Materials can play a pivotal role in advancing the state of nuclear energy both domestically and abroad by increasing safety, efficiency, and operational lifetime. Until recently, most advances in materials design for nuclear energy have been incremental – slight changes of composition here or tweaks in microstructure there. This talk will focus on research directions to enable rapid breakthroughs in the development of advanced steels by exploiting innovative approaches to shorten the time associated with characterization and analysis in post irradiation examination efforts. Specifically, recent results on the use of shielded magnetic small angle neutron scattering (SM-SANS) for replacing (or supplementing) APT characterization efforts of nanoscale precipitates in irradiated cladding will be discussed.
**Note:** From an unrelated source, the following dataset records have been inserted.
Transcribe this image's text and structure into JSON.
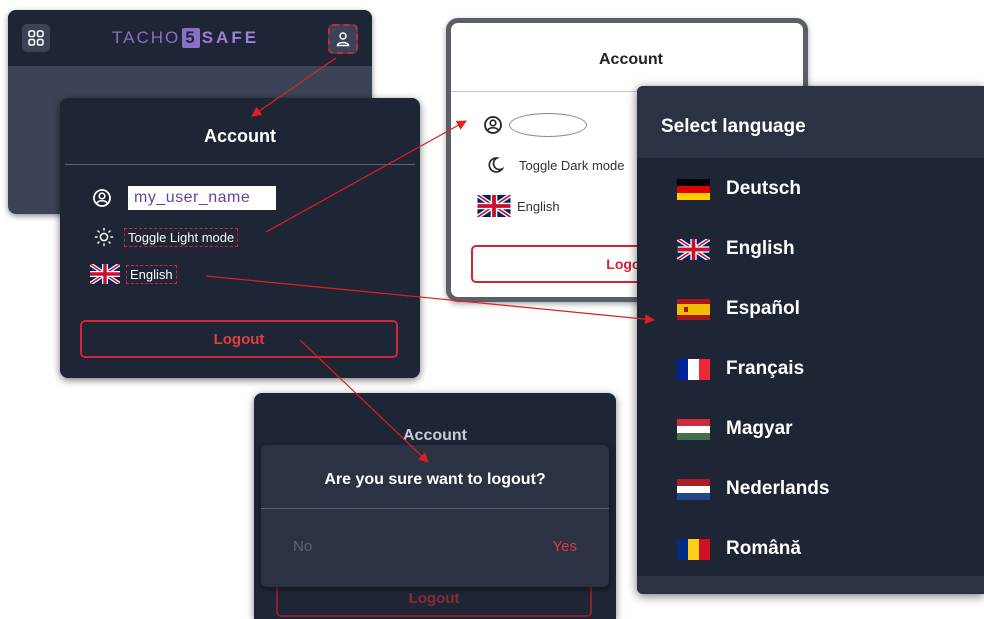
{
  "app": {
    "logo_prefix": "TACHO",
    "logo_number": "5",
    "logo_suffix": "SAFE"
  },
  "dark_account": {
    "title": "Account",
    "username": "my_user_name",
    "toggle_label": "Toggle Light mode",
    "language": "English",
    "logout": "Logout"
  },
  "light_account": {
    "title": "Account",
    "toggle_label": "Toggle Dark mode",
    "language": "English",
    "logout": "Logout"
  },
  "language_select": {
    "title": "Select language",
    "options": [
      {
        "label": "Deutsch",
        "flag": "de-flag-icon"
      },
      {
        "label": "English",
        "flag": "uk-flag-icon"
      },
      {
        "label": "Español",
        "flag": "es-flag-icon"
      },
      {
        "label": "Français",
        "flag": "fr-flag-icon"
      },
      {
        "label": "Magyar",
        "flag": "hu-flag-icon"
      },
      {
        "label": "Nederlands",
        "flag": "nl-flag-icon"
      },
      {
        "label": "Română",
        "flag": "ro-flag-icon"
      }
    ]
  },
  "logout_confirm": {
    "bg_title": "Account",
    "question": "Are you sure want to logout?",
    "no": "No",
    "yes": "Yes",
    "bg_logout": "Logout"
  },
  "colors": {
    "dark_bg": "#1e2535",
    "accent_red": "#d0253a",
    "logo_purple": "#8a6fc7"
  }
}
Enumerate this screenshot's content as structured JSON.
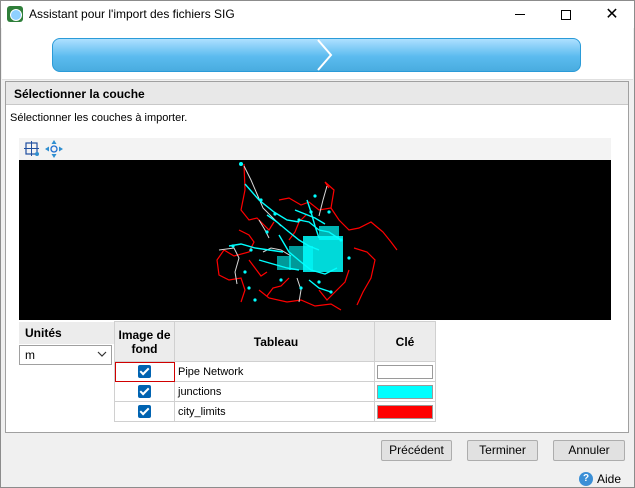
{
  "window": {
    "title": "Assistant pour l'import des fichiers SIG",
    "icon": "gis-app-icon",
    "controls": {
      "minimize": "minimize-icon",
      "maximize": "maximize-icon",
      "close": "✕"
    }
  },
  "wizard": {
    "progress_color": "#5bbbef"
  },
  "panel": {
    "header": "Sélectionner la couche",
    "instruction": "Sélectionner les couches à importer."
  },
  "map_toolbar": {
    "tools": [
      "zoom-extent-icon",
      "pan-icon"
    ]
  },
  "units": {
    "label": "Unités",
    "value": "m"
  },
  "layers_table": {
    "headers": {
      "background": "Image de fond",
      "table": "Tableau",
      "key": "Clé"
    },
    "rows": [
      {
        "checked": true,
        "name": "Pipe Network",
        "key_color": "#ffffff"
      },
      {
        "checked": true,
        "name": "junctions",
        "key_color": "#00ffff"
      },
      {
        "checked": true,
        "name": "city_limits",
        "key_color": "#ff0000"
      }
    ]
  },
  "buttons": {
    "previous": "Précédent",
    "finish": "Terminer",
    "cancel": "Annuler"
  },
  "help": {
    "label": "Aide"
  },
  "colors": {
    "map_background": "#000000",
    "network": "#00ffff",
    "limits": "#ff0000",
    "pipes": "#ffffff"
  }
}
The presentation will progress towards a discussion regarding a coupled framework for automated dislocation loop detection and analysis based upon on-zone Scanning Transmission Electron Microscopy (STEM) dislocation imaging with deep learning-based feature detection and tracking algorithms. Both efforts will be cast towards how the techniques enabled accelerated decision making on alloy concentration selections for FeCrAl alloys in Accident Tolerant Fuel (ATF) nuclear fuel cladding. The presentation will conclude on how these high throughput characterization strategies are being applied for new alloy classes and designs including novel alloy microstructures enabled through additive manufacturing techniques.
About the Speaker:
Dr. Kevin Field is an Associate Professor in the Department of Nuclear Engineering and Radiological Sciences at the University of Michigan where his research specializes in alloy development and radiation effects in ferrous and non-ferrous alloys. His active research interests include advanced electron microscopy and scattering-based characterization techniques, additive/advanced manufacturing for nuclear materials, and the application of machine/deep learning techniques for advanced innovation in characterization and development of material systems. Prof. Field moved to the University of Michigan in the Fall of 2019 after six years at Oak Ridge National Laboratory t. Prof. Field has presented and published numerous manuscripts on radiation effects in various material systems relevant for nuclear power generation including irradiated concrete performance, deformation mechanisms in irradiated steels, and radiation tolerance of enhanced accident tolerant fuel forms. Dr. Field received his B.S. (2007) from Michigan Technological University in Materials Science & Engineering and his M.S. (2009) and Ph.D. (2012) from the University of Wisconsin – Madison in Materials Science with a focus on segregation phenomena in ion and neutron irradiated ferrous-based alloys. Dr. Field’s work has been recognized through several avenues including receiving the prestigious Alvin M. Weinberg Fellowship from ORNL in 2013 and being awarded the UT-Battelle Award for Early Career Researcher in Science and Technology in 2018 and Department of Energy Early Career Award in 2020.